Trois principes tiennent ta charge : la fidélité, la remise à la fédération, la confidentialité.
La trésorerie n’est pas d’abord une affaire de chiffres. C’est une affaire de confiance.
Tu ne comptes pas de l’argent : tu gardes ce que le peuple de Dieu remet à Dieu. Ta charge n’exige pas d’être un expert-comptable — elle exige d’être trouvé fidèle. Voici les trois principes qui la tiennent ; pour les documents eux-mêmes, on te renvoie à leur source officielle, plus bas.

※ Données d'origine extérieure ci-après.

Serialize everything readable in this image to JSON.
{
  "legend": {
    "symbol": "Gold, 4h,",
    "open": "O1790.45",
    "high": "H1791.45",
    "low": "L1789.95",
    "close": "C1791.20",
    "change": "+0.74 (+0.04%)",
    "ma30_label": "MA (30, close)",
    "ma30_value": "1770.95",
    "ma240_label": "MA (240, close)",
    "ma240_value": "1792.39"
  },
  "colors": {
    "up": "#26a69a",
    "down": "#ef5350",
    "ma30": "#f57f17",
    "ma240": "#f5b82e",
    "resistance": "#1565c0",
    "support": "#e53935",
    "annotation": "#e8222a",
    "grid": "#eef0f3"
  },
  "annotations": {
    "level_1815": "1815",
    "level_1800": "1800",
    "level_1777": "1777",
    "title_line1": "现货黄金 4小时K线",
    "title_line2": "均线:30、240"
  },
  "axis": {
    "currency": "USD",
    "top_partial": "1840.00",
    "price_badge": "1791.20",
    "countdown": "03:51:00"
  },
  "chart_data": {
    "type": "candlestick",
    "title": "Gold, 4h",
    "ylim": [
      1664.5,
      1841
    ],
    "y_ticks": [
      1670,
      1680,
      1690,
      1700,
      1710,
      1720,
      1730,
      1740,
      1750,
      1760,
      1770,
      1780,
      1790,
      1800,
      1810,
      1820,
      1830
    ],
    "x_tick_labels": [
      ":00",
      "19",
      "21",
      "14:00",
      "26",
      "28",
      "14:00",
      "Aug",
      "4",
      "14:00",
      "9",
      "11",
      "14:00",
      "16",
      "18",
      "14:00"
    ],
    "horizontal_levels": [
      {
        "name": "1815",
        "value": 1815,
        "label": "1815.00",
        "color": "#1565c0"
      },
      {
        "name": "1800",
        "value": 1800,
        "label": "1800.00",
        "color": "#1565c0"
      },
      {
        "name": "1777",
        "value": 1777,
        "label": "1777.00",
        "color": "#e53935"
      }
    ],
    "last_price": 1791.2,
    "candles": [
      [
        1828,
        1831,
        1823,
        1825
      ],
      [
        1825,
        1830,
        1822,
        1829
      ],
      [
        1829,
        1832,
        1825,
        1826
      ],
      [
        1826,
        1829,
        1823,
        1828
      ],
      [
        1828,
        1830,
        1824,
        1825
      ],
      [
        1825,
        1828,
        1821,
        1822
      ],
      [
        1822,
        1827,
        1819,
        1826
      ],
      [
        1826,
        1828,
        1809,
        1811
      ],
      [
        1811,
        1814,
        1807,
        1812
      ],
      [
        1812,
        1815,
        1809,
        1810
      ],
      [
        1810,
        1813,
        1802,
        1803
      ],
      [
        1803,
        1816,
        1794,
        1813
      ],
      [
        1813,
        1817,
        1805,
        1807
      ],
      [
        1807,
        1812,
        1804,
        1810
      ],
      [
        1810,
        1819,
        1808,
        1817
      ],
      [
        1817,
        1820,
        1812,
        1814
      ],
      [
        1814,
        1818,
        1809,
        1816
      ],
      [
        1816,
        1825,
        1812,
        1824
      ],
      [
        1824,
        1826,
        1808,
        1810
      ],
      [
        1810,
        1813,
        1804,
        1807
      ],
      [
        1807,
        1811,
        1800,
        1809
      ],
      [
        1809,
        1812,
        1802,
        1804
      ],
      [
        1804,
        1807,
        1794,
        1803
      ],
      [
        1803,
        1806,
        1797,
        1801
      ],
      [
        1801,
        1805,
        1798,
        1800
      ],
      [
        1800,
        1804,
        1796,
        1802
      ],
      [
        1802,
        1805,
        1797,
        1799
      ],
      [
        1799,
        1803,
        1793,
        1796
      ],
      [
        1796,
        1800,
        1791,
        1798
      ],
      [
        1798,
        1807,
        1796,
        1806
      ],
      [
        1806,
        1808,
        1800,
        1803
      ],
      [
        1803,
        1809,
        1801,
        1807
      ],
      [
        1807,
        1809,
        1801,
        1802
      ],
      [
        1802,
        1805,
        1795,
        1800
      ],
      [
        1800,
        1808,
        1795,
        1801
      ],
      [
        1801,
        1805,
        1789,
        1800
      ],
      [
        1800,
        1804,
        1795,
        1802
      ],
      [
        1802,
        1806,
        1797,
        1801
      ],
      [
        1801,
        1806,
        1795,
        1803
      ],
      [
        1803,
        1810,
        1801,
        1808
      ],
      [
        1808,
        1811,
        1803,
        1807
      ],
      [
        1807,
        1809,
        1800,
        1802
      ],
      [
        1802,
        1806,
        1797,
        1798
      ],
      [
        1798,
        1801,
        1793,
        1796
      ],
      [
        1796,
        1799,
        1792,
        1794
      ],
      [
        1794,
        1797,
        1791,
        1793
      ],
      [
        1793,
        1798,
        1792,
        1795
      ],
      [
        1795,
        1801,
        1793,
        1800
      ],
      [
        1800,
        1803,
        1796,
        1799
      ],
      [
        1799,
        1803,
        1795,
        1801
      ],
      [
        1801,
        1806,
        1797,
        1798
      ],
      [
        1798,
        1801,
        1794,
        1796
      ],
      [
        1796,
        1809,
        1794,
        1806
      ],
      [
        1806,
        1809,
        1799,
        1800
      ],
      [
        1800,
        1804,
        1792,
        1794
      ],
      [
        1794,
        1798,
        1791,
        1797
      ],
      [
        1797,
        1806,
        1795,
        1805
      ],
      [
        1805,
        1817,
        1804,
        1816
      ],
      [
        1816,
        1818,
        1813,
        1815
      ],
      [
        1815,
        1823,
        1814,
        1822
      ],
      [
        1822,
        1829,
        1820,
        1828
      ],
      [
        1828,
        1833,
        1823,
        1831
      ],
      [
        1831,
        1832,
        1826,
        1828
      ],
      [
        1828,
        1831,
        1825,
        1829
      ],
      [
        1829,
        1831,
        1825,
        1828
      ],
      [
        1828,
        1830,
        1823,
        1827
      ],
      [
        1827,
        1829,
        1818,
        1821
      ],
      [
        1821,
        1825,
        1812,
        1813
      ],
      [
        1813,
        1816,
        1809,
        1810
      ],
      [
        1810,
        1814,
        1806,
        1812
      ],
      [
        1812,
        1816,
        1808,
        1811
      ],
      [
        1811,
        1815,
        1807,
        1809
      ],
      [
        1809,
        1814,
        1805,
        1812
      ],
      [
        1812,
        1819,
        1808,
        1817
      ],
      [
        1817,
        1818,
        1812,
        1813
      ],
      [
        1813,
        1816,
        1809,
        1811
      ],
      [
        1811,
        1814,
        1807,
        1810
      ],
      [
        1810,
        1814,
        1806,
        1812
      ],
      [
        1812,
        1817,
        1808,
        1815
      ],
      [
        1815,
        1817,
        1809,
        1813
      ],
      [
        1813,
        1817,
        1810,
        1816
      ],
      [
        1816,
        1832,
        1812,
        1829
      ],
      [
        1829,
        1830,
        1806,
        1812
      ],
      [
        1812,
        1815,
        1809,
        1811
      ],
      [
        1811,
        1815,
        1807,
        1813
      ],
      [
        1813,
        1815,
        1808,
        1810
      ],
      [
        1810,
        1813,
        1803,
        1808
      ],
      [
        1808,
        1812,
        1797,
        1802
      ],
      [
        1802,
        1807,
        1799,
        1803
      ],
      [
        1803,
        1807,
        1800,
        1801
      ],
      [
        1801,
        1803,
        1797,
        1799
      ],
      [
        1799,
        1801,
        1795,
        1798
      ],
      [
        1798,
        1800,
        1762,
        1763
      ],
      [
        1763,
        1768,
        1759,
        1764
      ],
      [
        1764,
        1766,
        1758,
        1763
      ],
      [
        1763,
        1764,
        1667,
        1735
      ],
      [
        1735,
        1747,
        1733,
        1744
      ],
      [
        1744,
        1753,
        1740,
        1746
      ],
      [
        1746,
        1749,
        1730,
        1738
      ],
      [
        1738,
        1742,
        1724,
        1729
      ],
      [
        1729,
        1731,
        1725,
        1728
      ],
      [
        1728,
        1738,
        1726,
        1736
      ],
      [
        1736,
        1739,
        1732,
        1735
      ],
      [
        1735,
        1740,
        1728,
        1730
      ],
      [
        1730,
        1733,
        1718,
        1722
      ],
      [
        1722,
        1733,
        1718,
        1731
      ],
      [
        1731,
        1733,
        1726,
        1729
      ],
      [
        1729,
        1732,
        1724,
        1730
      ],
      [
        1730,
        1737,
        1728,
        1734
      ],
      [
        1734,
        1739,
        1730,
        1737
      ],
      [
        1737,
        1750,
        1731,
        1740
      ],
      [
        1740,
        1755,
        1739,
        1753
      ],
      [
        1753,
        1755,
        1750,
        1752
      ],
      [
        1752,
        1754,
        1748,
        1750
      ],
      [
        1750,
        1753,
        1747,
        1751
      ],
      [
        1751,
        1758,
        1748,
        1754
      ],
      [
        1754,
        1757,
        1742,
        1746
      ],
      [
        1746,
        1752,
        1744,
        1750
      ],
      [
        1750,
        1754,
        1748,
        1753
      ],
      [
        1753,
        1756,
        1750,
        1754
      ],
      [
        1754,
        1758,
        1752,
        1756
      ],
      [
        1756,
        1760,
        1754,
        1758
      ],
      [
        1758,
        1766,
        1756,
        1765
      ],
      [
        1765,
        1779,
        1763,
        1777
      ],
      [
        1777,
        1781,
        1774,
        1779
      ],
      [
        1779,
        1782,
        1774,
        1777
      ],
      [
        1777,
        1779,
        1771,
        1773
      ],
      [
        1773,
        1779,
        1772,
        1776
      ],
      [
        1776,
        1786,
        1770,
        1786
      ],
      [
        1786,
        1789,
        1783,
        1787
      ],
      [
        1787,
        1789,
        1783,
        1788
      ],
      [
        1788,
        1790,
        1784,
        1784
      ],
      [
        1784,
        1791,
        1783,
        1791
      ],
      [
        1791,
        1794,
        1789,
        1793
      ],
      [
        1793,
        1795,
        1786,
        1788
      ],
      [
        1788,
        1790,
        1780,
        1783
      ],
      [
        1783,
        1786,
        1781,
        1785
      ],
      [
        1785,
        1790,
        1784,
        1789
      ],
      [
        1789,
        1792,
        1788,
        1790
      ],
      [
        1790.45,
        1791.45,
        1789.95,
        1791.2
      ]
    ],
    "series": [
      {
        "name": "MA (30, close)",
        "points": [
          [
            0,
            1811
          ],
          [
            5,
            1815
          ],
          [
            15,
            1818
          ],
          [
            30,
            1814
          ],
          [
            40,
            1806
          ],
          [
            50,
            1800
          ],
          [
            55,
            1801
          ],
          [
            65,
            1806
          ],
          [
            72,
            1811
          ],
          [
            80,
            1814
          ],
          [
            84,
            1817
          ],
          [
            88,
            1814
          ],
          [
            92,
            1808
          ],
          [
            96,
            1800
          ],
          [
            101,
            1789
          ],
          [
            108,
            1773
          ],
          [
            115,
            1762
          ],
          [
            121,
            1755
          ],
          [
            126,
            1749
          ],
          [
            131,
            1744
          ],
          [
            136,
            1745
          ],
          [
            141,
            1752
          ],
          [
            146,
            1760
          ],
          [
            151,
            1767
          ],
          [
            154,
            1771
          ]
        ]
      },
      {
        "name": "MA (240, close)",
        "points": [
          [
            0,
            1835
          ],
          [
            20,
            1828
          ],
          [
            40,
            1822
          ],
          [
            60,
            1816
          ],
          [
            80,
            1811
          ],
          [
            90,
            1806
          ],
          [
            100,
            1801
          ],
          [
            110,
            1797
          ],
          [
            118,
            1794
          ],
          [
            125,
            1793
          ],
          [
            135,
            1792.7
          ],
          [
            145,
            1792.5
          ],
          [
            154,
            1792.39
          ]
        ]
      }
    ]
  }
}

Concrètement : tu reçois, tu enregistres et tu mets en sûreté chaque don ; tu déposes sans tarder ; tu tiens des comptes exacts. L’exactitude au centime n’est pas de la bureaucratie — c’est la forme visible de la fidélité. Des comptes justes honorent Celui à qui appartient la caisse ; des comptes flous ouvrent la porte au soupçon.
La dîme est un fonds sacré. Elle n’appartient pas à l’église locale : elle ne sert ni à payer une dette, ni un bâtiment, ni un besoin local, si pressant soit-il. Ton rôle n’est pas d’en être le propriétaire, mais le canal.
Ce que donne chacun ne regarde que Dieu. Les membres ont un droit — moral et légal — au secret sur leurs dons. Tu ne commentes jamais, à personne, ce qu’untel donne ou ne donne pas. L’accès aux registres est strictement limité : toi, le pasteur, le premier ancien, et les vérificateurs de la fédération. Le silence du trésorier protège le troupeau et garde libre la joie de donner.
Confidentialité sur les personnes, transparence sur les totaux. Tu rends compte régulièrement — au conseil d’église et à l’assemblée — de l’état des finances. Et tu n’es pas seul : l’administration de la dîme engage tout le conseil, pas le seul trésorier. Des comptes clairs sont un acte spirituel, pas une contrainte administrative.
Cet outil t’enseigne les principes ; il ne remplace pas les formulaires. Reçus, registre, rapport mensuel, bordereau de remise : ce sont des documents propres à ta fédération, avec ses comptes et ses codes. Prends-les à leur source — le Manuel du trésorier de ta fédération — et, pour l’autorité, le Manuel d’Église. En cas de doute, ton trésorier de fédération est ton premier appui.